Text embedders are a vital component in the inference workflow of a Retrieval-Augmented Generation (RAG) application. They transform text data into numerical vector representations, enabling efficient similarity searches. This process enhances retrieval accuracy and speed, making it a crucial part of the RAG system.

Available Text Embedders

Several text embedders are available, each offering unique capabilities for vectorizing text data. These embedders convert text into high-dimensional vectors, capturing semantic meanings and relationships.

Key Features

  • Model Selection: Choose from various models to suit your specific needs. Different models offer varying levels of detail and performance.

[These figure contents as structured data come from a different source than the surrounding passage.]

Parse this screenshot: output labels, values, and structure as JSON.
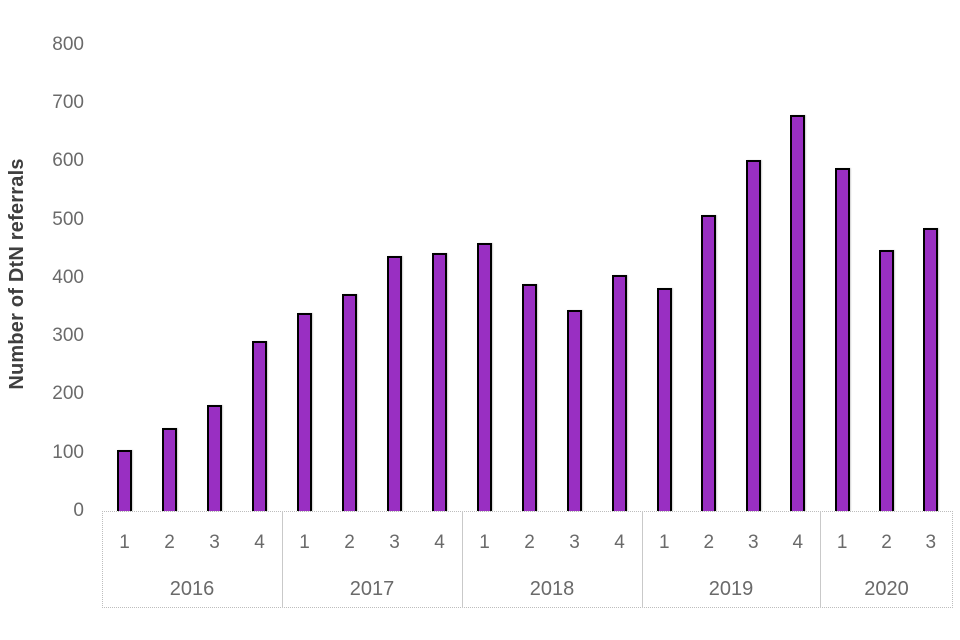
{
  "chart_data": {
    "type": "bar",
    "title": "",
    "xlabel": "",
    "ylabel": "Number of DtN referrals",
    "ylim": [
      0,
      800
    ],
    "yticks": [
      0,
      100,
      200,
      300,
      400,
      500,
      600,
      700,
      800
    ],
    "grid": false,
    "legend": null,
    "bar_color": "#992fc2",
    "bar_border_color": "#000000",
    "axis_label_color": "#6a6a6a",
    "groups": [
      {
        "year": "2016",
        "quarters": [
          "1",
          "2",
          "3",
          "4"
        ],
        "values": [
          105,
          143,
          182,
          292
        ]
      },
      {
        "year": "2017",
        "quarters": [
          "1",
          "2",
          "3",
          "4"
        ],
        "values": [
          340,
          372,
          438,
          442
        ]
      },
      {
        "year": "2018",
        "quarters": [
          "1",
          "2",
          "3",
          "4"
        ],
        "values": [
          460,
          390,
          344,
          404
        ]
      },
      {
        "year": "2019",
        "quarters": [
          "1",
          "2",
          "3",
          "4"
        ],
        "values": [
          382,
          508,
          602,
          680
        ]
      },
      {
        "year": "2020",
        "quarters": [
          "1",
          "2",
          "3"
        ],
        "values": [
          588,
          448,
          486
        ]
      }
    ]
  }
}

  • Dimensions: Specify the dimensionality of the vectors, which affects the granularity and detail of the representation. Higher dimensions can capture more nuanced semantic relationships.

  • Enable Caching: Option to cache embeddings for faster retrieval and reduced computational load. This can significantly enhance performance by storing frequently accessed vectors.

How to Use the Text Vectorizer

  1. Input:

    • Provide the text data that needs to be vectorized. The vectorizer will process this text to generate vector embeddings.

  2. Configuration:

    • Select the appropriate embedder and model based on your requirements. Configure the dimensions to balance between detail and computational efficiency.

  3. Output:

    • The vectorizer outputs the vectorized text, ready for storage and retrieval. These vectors are used to perform similarity searches during the inference phase.

Benefits of Text Vectorization

  • Efficient Retrieval: Vectors enable quick similarity searches, improving the speed of information retrieval.

  • Enhanced Accuracy: Captures semantic relationships, ensuring that retrieved documents are contextually relevant.

  • Scalability: Handles large datasets efficiently, making it suitable for extensive knowledge bases.

By effectively utilizing text embedders, you can optimize your data for retrieval, ensuring that your RAG application delivers precise and contextually relevant information.